When we were trying to figure out who in the world would come to the frozen depths of North Dakota last winter to watch our daughter while The Professor and I drove the slick highway one hour east to Fargo to deliver our next child we were really at a loss. How easy it would've been if we lived in the same place as at least one family member. "Hey, can you come over here I think I may be having a baby right now."
Lots of people offered but the reality of getting here in late December can be tricky at best. Once we went to Minneapolis on a spur-of-the-moment weekend trip over New Year's Eve—a week later we returned home after they had once again opened the interstate following a 90 car pile up. Ground blizzard is term I was not familiar with until moving here, that's when snow is not necessarily falling from the sky, but blowing around in 40-mile-an-hour wind like a massive, white sand storm, blinding everything in sight.
The Professor's father finally agreed to fly up from Dallas (no interstate travel required). Packed in his suitcase were foot-long quills of fragrant canela or Ceylon cinnamon. This softer, more delicate cinnamon is commonly brewed as a tea or used to add subtle spice to mole sauce, but my first inclination was to steep it with cream and sugar and spin it into ice cream.
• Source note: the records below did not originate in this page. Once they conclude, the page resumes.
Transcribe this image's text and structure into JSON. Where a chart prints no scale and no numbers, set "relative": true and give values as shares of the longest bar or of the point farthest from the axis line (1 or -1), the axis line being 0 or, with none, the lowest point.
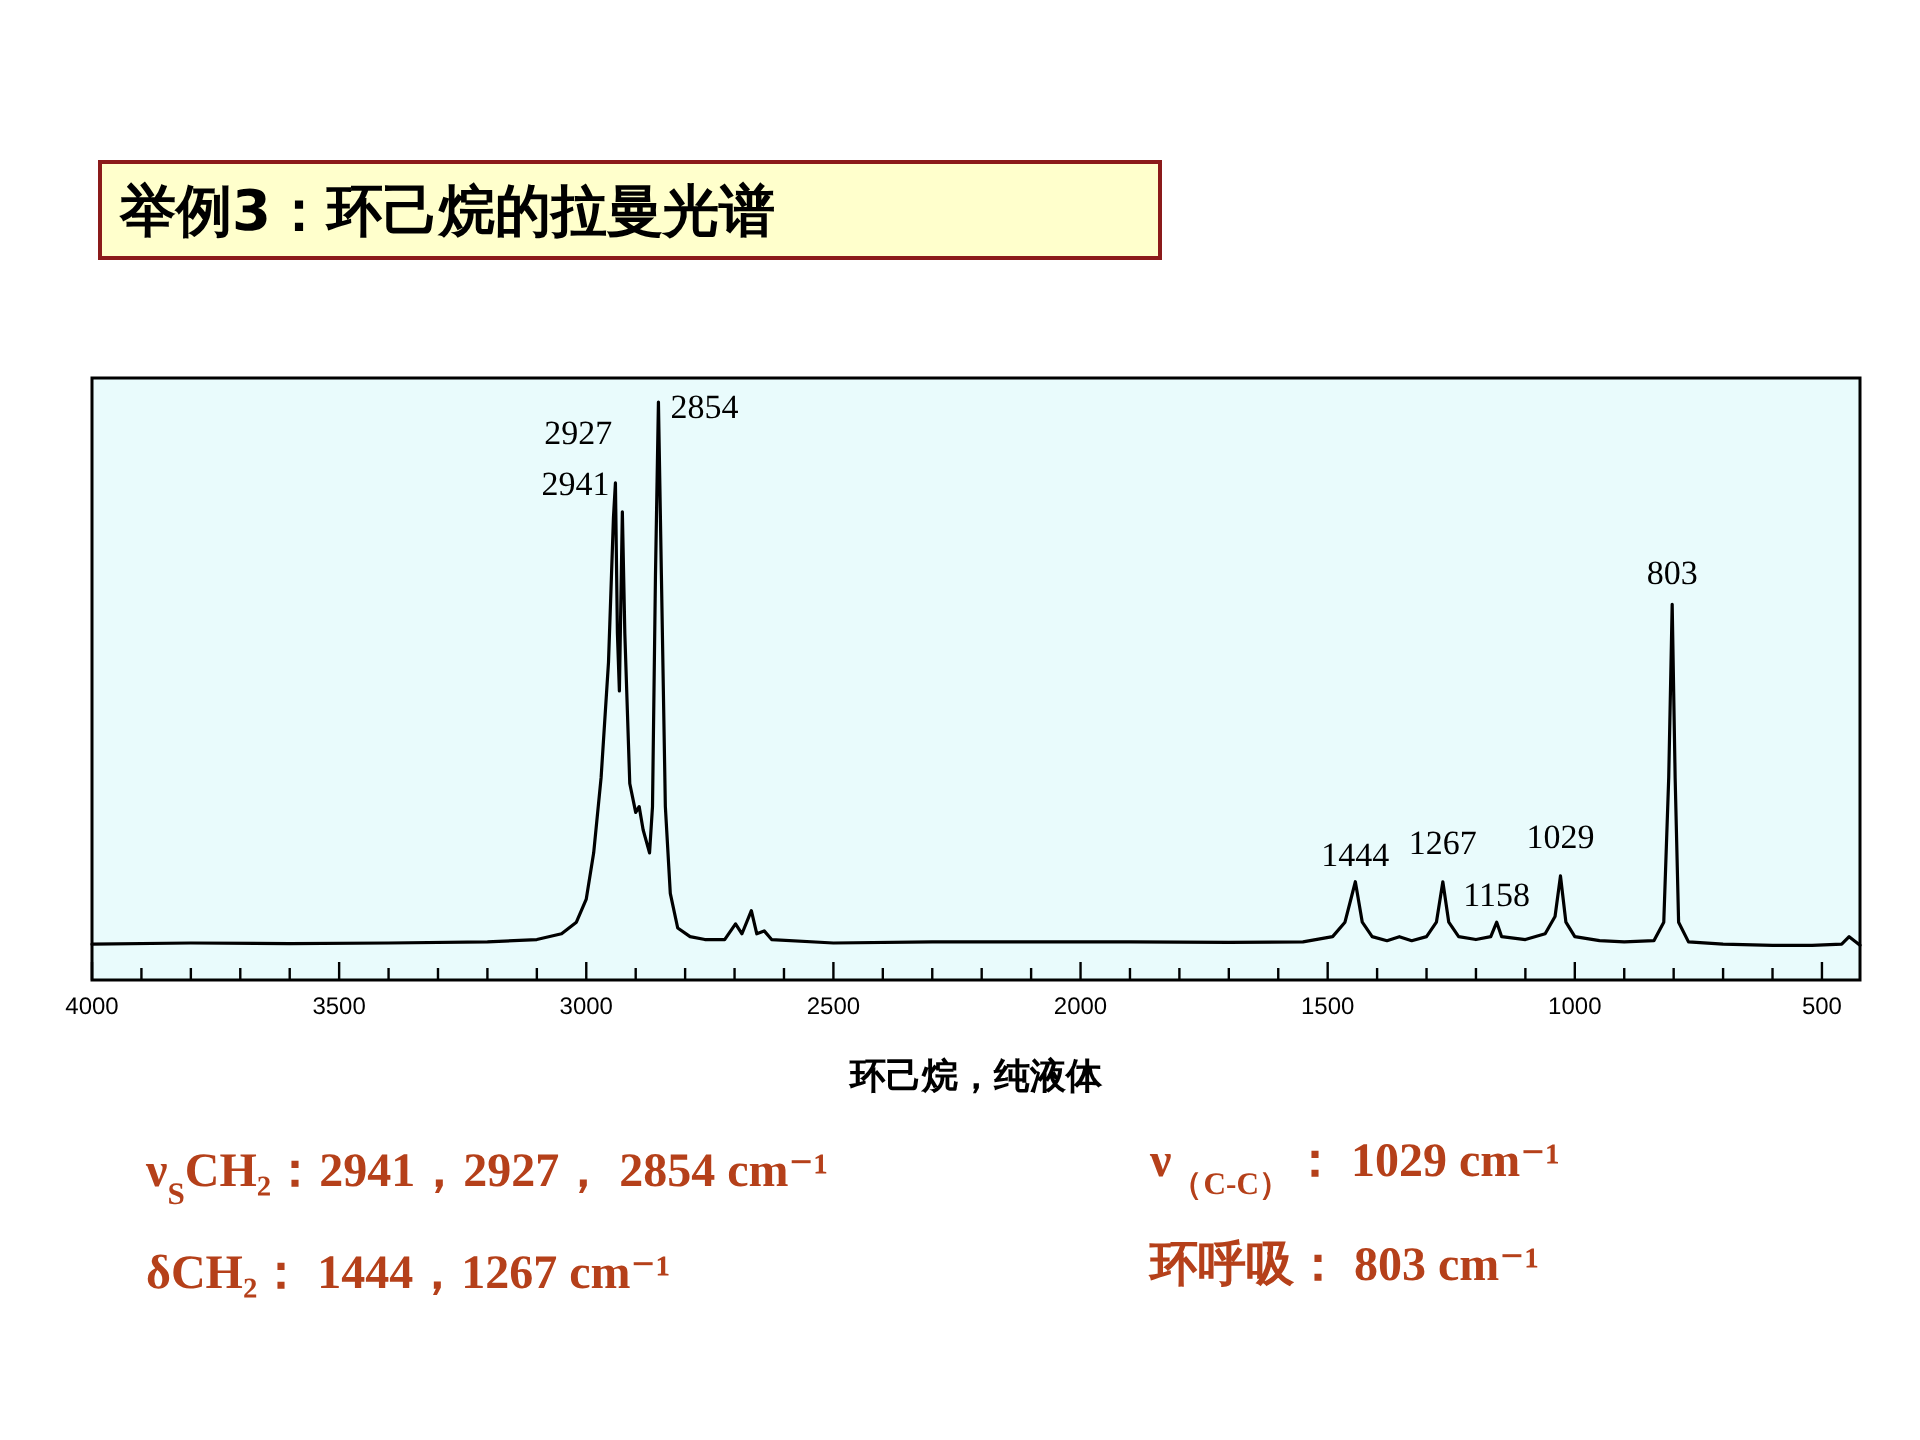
{
  "chart_data": {
    "type": "line",
    "title": "举例3：环己烷的拉曼光谱",
    "xlabel": "环己烷，纯液体",
    "relative": true,
    "tick_labels": "x",
    "xlim": [
      4000,
      423
    ],
    "xticks": [
      4000,
      {
        "value": 3900,
        "label": null
      },
      {
        "value": 3800,
        "label": null
      },
      {
        "value": 3700,
        "label": null
      },
      {
        "value": 3600,
        "label": null
      },
      3500,
      {
        "value": 3400,
        "label": null
      },
      {
        "value": 3300,
        "label": null
      },
      {
        "value": 3200,
        "label": null
      },
      {
        "value": 3100,
        "label": null
      },
      3000,
      {
        "value": 2900,
        "label": null
      },
      {
        "value": 2800,
        "label": null
      },
      {
        "value": 2700,
        "label": null
      },
      {
        "value": 2600,
        "label": null
      },
      2500,
      {
        "value": 2400,
        "label": null
      },
      {
        "value": 2300,
        "label": null
      },
      {
        "value": 2200,
        "label": null
      },
      {
        "value": 2100,
        "label": null
      },
      2000,
      {
        "value": 1900,
        "label": null
      },
      {
        "value": 1800,
        "label": null
      },
      {
        "value": 1700,
        "label": null
      },
      {
        "value": 1600,
        "label": null
      },
      1500,
      {
        "value": 1400,
        "label": null
      },
      {
        "value": 1300,
        "label": null
      },
      {
        "value": 1200,
        "label": null
      },
      {
        "value": 1100,
        "label": null
      },
      1000,
      {
        "value": 900,
        "label": null
      },
      {
        "value": 800,
        "label": null
      },
      {
        "value": 700,
        "label": null
      },
      {
        "value": 600,
        "label": null
      },
      500
    ],
    "series": [
      {
        "color": "#000000",
        "x": [
          4000,
          3800,
          3600,
          3400,
          3200,
          3100,
          3050,
          3020,
          3000,
          2985,
          2970,
          2955,
          2945,
          2941,
          2937,
          2933,
          2927,
          2922,
          2912,
          2900,
          2893,
          2885,
          2872,
          2866,
          2860,
          2854,
          2848,
          2840,
          2830,
          2815,
          2790,
          2760,
          2720,
          2698,
          2685,
          2666,
          2655,
          2640,
          2625,
          2500,
          2300,
          2100,
          1900,
          1700,
          1550,
          1490,
          1465,
          1444,
          1430,
          1410,
          1380,
          1355,
          1330,
          1300,
          1280,
          1267,
          1255,
          1235,
          1200,
          1170,
          1158,
          1148,
          1100,
          1060,
          1040,
          1029,
          1018,
          1000,
          950,
          900,
          840,
          820,
          810,
          803,
          797,
          790,
          770,
          700,
          600,
          520,
          460,
          445,
          430,
          423
        ],
        "values": [
          0.062,
          0.064,
          0.063,
          0.064,
          0.066,
          0.07,
          0.08,
          0.1,
          0.14,
          0.22,
          0.35,
          0.55,
          0.8,
          0.86,
          0.6,
          0.5,
          0.81,
          0.6,
          0.34,
          0.29,
          0.3,
          0.26,
          0.22,
          0.3,
          0.7,
          1.0,
          0.7,
          0.3,
          0.15,
          0.09,
          0.075,
          0.07,
          0.07,
          0.097,
          0.08,
          0.12,
          0.08,
          0.085,
          0.07,
          0.064,
          0.066,
          0.066,
          0.066,
          0.065,
          0.066,
          0.075,
          0.1,
          0.17,
          0.1,
          0.075,
          0.068,
          0.075,
          0.068,
          0.075,
          0.1,
          0.17,
          0.1,
          0.075,
          0.07,
          0.075,
          0.1,
          0.075,
          0.07,
          0.08,
          0.11,
          0.18,
          0.1,
          0.075,
          0.068,
          0.066,
          0.068,
          0.1,
          0.35,
          0.65,
          0.35,
          0.1,
          0.066,
          0.062,
          0.06,
          0.06,
          0.062,
          0.075,
          0.065,
          0.06
        ]
      }
    ],
    "annotations": [
      {
        "text": "2941",
        "x": 2941,
        "y": 0.86
      },
      {
        "text": "2927",
        "x": 2927,
        "y": 0.81
      },
      {
        "text": "2854",
        "x": 2854,
        "y": 1.0
      },
      {
        "text": "1444",
        "x": 1444,
        "y": 0.17
      },
      {
        "text": "1267",
        "x": 1267,
        "y": 0.17
      },
      {
        "text": "1158",
        "x": 1158,
        "y": 0.1
      },
      {
        "text": "1029",
        "x": 1029,
        "y": 0.18
      },
      {
        "text": "803",
        "x": 803,
        "y": 0.65
      },
      "ν$_{S}$CH₂：2941，2927， 2854 cm⁻¹",
      "ν$_{（C-C）}$： 1029 cm⁻¹",
      "δCH₂： 1444，1267 cm⁻¹",
      "环呼吸： 803 cm⁻¹"
    ]
  }
}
The flavor of canela is not as brash and spicy as its hard-bark counterpart so if you are substituting traditional cinnamon use 1 (3-inch) stick instead of 2 (6-inch) sticks called for in the recipe. And don't make the mistake of inviting a bunch of people over to your house for ice cream on the day you made it like I did only to realize that it was the consistency of super-thick créme anglaise and not scoopable ice cream. Mine wasn't truly frozen until the next morning.
Canela Ice Cream
Makes 8 servings
1 1/2 cups heavy cream
1 1/2 cups whole milk
1 cup granulated sugar
2 (6-inch) sticks canela (Ceylon cinnamon) or regular cinnamon sticks
1/2 teaspoon kosher salt
4 large egg yolks
1. Fill a large bowl halfway with ice and water and set aside. Combine cream, milk, sugar, canela, and salt in a large saucepan and bring to a simmer over medium heat. Simmer, stirring occasionally until sugar is dissolved, about 5 minutes.
2. Whisk egg yolks vigorously in a large bowl until foamy and light in color, about 3 minutes. Remove cream mixture from heat and slowly pour about 1 cup into the yolks, whisking constantly.
3. Pour cream-egg mixture back into the saucepan and cook over medium heat stirring constantly, until custard coats the back of the spoon, about 5 minutes. Do not let it boil.
4. Remove custard from the heat and strain in to a large heatproof bowl. Remove canela from the strainer and return to custard. Place the bowl of custard into the bowl of ice water and chill 10-15 minutes, stirring occasionally.
5. Once the custard is cool, cover and place in the refrigerator overnight. Remove canela and freeze mixture in an ice cream maker according to the manufacturer's instructions. Most ice cream makers do not freeze the ice cream completely and it will need 4 to 6 hours in the freezer to harden.